Kevin Frazier Kevin Frazier

Walking through L.A.'s Staples Center with Kevin Frazier on the night of a Lakers home game can take a while, thanks to the sheer number of people this guy seems to know. He stops to chitchat, crack a joke, dole out a bro hug — it's as if the arena is a small town and Frazier is its kindly mayor. That natural gregariousness is paying off: As co-anchor of the syndicated entertainment news show The Insider, Frazier has become one of Hollywood's most reliable celebrity whisperers. We spent an evening courtside with him to find out how he juggles journalism, gossip-mongering and good old-fashioned star wrangling.

TV Guide Magazine: You went from anchoring ESPN's SportsCenter to working the Oscars red carpet. Explain, please!
Frazier: My dad's a basketball coach. I was a sportscaster most of my career. Then [in 2004] I get this call from Entertainment Tonight. I was like, "This is silly." When I left the meeting, I said, "That's what I want to do."

TV Guide Magazine: You were at ET until 2011, when you moved over to sister show The Insider. What's the post-sports career learning curve been like?
Frazier: I've had to learn about women. Most men — as my wife will tell you — don't observe women: what they wear, their haircuts, their shoes. Those things are important. Now, as scary as it is, I'll see something and think, "Oh, that dress is Marchesa!"
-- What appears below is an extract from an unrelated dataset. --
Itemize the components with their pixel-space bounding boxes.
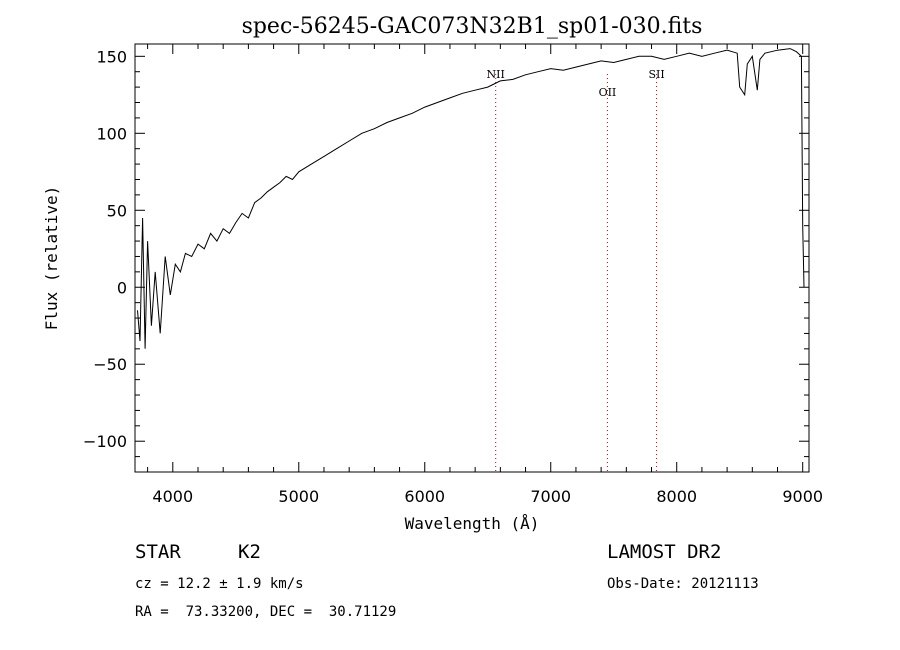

TV Guide Magazine: Speaking of your wife... Yasmin Cader is a Yale-educated public defender. Is that a nice palate-cleanser for you?
Frazier: She's really well-read and in a much headier group. You know, a lot of the people she went to law school with are in the [Obama] administration! She chose to do something very noble, and I'm talking about Britney Spears' dress. It's great.

TV Guide Magazine: You have three sons: Shane, 4, Reece, 1½, and Tony, 28. Can you share your story about Tony?
Frazier: When he was born, I was 18 and wasn't with his mother. He was put up for adoption. Almost two years later, I was at the mall and I saw this kid and I was like, "That's him. I know it." So I went up to the lady with him and introduced myself — kind of reassured her I wasn't there to create a stir or anything — and she said, "OK, come by my house." From there we all formed a relationship.

TV Guide Magazine: When you're out and about and you see celebrities you've interviewed, what's the protocol? Do you approach them?
Frazier: No way. I leave folks alone. There are some really cool people that I've bonded with over the years — like Kobe [Bryant] is someone I'll sit down with. But if Brad and Angelina are over there? No. Like they need another person to go over and say, "What's going on? Hey, it's me!"

TV Guide Magazine: In general, do you think stars are entitled to more privacy from fans?
Frazier: We help celebrities sell a product and make them fabulously wealthy. There's a hard side that goes along with it. It's like Demi and Ashton getting divorced: Every day they'd Tweet and invite us into their relationship, so they can't then draw a line and say, "Turn it off when it gets here." 

TV Guide Magazine: What happens if there's a conflict of interest between your job and your friendships — like when something goes down with Kobe?
Frazier: I tell them, "We need to talk" — as a reporter and a friend. I'll say, "Hey, listen. Here's what I'm going to report — tell me what's wrong and what's right." Being friends with those people helps.

TV Guide Magazine: How do you avoid getting canned answers from media-weary stars?
Frazier: A lot of reporters don't have conversations — they just fire off questions. I'm going to listen to what you're saying. If you start giving me a pat answer, I'm going to challenge you. That's where my sports background helps, because athletes do it all the time. So you have to stop them... and sometimes they're going to yell back at you. So what?

TV Guide Magazine: Does anybody intimidate you now?
Frazier: I really enjoy encountering a celebrity who's like, "Let's go, you'd better have your A-game on." You sit down with Madonna and she's like, "You'd better have something for me. If you're not ready to dance, I'll eat you up."

TV Guide Magazine: Who gives the best interviews?
Frazier: Angelina Jolie, Tom Cruise and Will Smith are hall-of-famers. When they hit the red carpet, they know exactly what they're going to do, how they're going to do it. Damn, they're good.

TV Guide Magazine: Is it true that you should never meet your heroes?
Frazier: It can be disappointing. Sometimes it's fantastic. I find it's the interviews you really don't want to do that turn out being the most fascinating. I remember going to Paul Anka's house, thinking, "Really? I have to interview Paul Anka?" And he was so cool. He had done so much! He started telling stories about the Rat Pack, about being 15 in Vegas and hanging with mobsters. He was playing his new album for us. I was like, "Paul Anka's the man!"

TV Guide Magazine: How do you wind down at the end of the day?
Frazier: I love to watch Hoarders. My grandmother was a hoarder. My mother's on her way. I'm an electronics hoarder — I won't throw any out. I still have my first T-Mobile Sidekick... old VCRs in my garage. It scares me that I'm going to end up being buried under electronics.